En raison du confinement et des cours par visioconférence, les étudiants sont nombreux à "décrocher". 4 à 5 % d'entre eux auraient déjà quitté le cursus classique durant cette crise sanitaire. Les 133 écoles de la deuxième chance sont là pour les aider à se résinsérer, comme c'est le cas dans l'établissement Saint-Louis à Marseille.

En mathématiques et en science, les élèves français seraient les cancres de l’Union Européenne. ( Coyot / Pixabay)

Un reportage de Lionel Maillet pour Sud Radio.

Parmi les victimes indirectes du Covid : les décrocheurs scolaires, ces 4 à 5 % d’élèves qui sortent du système en raison notamment des cours en distantiel, pour ne pas dire cloîtrés derrière un écran. C’est à eux que s’adressent les 133 écoles de la deuxième chance. Des établissements qui remettent le pied à l’étrier à ces élèves en perdition. En quelques mois, ils peuvent trouver une formation ou même décrocher un travail.

À la veille de la journée mondiale de l’égalité des chances, Lionel Maillet a poussé les portes de l’école de la deuxiéme chance à Marseille.

Grâce à une remise à niveau et des stages, une majorité arrive à se réinsérer. Quand il est arrivé ici, Fayad n’avait plus mis les pieds dans une salle de classe depuis un an. Le permis de conduire en poche mais toujours pas le bac, c’est sa conseillère Pôle emploi qui lui a conseillé de venir à l’école de la deuxième chance.

"Je rattrape un peu tout ce que j'ai perdu : le français, l'anglais, les maths. Maintenant, mon objectif est de trouver une formation en alternance dans le commerce."

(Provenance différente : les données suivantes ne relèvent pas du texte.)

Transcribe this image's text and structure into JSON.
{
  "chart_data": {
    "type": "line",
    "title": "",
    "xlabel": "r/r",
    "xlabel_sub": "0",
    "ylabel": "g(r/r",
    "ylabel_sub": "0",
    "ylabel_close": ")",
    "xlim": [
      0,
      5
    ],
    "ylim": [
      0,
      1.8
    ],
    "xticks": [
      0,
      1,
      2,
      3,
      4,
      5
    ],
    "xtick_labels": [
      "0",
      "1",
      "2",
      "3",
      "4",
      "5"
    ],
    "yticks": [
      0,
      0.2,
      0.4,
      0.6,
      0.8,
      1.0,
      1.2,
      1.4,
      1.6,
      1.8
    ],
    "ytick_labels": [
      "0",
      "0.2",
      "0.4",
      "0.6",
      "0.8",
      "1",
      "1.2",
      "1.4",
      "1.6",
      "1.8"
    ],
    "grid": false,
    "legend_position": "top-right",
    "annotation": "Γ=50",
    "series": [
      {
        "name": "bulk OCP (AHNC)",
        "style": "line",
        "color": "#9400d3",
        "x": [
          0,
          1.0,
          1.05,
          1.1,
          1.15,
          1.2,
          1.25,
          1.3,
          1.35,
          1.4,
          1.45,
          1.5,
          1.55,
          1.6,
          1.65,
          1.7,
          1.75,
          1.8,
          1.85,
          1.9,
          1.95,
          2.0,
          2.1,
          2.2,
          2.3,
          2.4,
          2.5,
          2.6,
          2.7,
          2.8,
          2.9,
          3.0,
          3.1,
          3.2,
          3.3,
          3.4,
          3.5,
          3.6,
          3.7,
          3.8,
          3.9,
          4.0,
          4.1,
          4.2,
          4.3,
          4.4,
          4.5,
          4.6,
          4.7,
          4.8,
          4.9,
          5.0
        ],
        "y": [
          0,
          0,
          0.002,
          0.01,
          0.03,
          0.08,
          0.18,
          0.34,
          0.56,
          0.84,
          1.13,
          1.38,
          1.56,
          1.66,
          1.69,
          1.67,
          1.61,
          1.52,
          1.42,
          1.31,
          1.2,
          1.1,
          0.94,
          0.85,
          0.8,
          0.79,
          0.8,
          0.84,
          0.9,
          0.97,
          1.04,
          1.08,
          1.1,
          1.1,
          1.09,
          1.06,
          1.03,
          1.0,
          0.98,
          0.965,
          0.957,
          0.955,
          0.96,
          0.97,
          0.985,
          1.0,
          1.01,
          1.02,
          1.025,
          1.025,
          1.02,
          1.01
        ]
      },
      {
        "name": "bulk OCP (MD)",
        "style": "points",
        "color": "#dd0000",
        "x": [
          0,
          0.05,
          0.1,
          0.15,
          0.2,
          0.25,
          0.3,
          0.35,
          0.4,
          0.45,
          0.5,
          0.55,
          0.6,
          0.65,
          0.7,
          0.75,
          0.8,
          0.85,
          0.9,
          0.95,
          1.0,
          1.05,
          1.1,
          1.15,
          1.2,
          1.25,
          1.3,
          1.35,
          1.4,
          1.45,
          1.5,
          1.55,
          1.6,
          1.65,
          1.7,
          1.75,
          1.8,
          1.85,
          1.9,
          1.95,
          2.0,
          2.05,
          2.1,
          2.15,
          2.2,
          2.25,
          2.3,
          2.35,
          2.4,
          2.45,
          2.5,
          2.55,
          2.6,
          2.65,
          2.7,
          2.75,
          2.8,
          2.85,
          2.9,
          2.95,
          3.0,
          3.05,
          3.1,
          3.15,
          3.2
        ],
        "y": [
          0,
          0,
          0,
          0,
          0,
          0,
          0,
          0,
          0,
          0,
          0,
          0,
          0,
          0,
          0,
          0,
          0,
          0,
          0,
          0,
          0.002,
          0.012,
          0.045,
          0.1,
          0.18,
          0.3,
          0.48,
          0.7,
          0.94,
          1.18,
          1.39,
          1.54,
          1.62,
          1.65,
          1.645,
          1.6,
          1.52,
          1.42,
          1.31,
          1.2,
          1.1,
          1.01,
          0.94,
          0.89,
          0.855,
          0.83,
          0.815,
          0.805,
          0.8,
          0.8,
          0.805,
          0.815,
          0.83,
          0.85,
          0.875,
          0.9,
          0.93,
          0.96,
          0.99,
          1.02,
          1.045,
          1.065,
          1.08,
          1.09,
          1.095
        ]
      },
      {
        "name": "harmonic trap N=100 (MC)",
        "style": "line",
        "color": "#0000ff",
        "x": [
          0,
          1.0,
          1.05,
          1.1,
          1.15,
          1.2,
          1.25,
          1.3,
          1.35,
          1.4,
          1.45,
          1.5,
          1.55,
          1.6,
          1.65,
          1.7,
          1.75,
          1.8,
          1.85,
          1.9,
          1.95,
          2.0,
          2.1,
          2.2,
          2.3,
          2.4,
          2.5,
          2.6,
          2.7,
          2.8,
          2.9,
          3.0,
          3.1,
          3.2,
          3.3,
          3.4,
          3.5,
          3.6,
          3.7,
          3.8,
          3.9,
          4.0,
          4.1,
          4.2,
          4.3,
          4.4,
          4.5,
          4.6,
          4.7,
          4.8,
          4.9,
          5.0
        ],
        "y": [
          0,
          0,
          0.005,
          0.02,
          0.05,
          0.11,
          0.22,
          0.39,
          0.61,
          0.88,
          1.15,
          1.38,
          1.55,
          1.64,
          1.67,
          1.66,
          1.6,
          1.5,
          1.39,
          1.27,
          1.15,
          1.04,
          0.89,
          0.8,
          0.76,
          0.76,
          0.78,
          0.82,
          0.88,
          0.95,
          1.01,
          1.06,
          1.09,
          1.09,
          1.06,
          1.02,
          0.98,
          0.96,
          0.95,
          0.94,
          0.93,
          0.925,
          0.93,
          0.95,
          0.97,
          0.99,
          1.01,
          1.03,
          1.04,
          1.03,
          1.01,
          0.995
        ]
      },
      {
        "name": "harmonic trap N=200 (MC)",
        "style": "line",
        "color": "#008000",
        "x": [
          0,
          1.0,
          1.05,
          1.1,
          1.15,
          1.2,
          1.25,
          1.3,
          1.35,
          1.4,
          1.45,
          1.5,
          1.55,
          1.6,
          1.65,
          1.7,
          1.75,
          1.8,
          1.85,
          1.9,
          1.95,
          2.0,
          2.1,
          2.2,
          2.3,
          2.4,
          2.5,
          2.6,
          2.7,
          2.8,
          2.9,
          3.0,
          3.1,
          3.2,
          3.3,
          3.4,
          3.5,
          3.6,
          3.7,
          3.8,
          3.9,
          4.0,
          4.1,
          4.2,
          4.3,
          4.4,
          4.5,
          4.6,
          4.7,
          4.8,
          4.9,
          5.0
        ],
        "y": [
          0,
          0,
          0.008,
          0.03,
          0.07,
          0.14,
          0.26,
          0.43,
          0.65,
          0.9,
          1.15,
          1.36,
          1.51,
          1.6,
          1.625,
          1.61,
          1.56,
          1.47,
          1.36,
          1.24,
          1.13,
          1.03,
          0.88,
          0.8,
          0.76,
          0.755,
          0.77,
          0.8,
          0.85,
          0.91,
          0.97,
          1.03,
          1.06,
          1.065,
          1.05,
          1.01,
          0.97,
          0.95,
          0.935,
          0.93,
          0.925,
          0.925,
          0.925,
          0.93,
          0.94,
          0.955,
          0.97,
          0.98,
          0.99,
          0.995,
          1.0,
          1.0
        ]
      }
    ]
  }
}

Pendant en moyenne six mois, les élèves alternent remise à niveau et stage en entreprises. À la fin du parcours, 63 % de ces  jeunes repartent avec un travail ou intègrent une formation. Sonia Ciccionne est la directrice de l’école de la deuxième chance sur le site de Saint-Louis à Marseille.

On est notamment assez présents au niveau des métiers accessibles au premier niveau de qualification. La restauration fonctionne très bien - moins en cette période de Covid, mais sinon ça marche très bien -, tous les métiers de service à la personne, vente, commerce distribution, BTP...

C’est dans une pâtisserie que Chahinez a trouvé son bonheur. Un CDD de 3 mois pour cette jeune femme qui revient de loin.

"Je fumais, je me battais tout le temps et ils ont su me canaliser, me redonner confiance en moi. Du coup, j'arrive beaucoup mieux à travailler et à m'exprimer."

Pour information, ces écoles sont gratuites et ouvertes toute l’année aux jeunes de 16 à 25 ans qui n’ont pas de diplôme.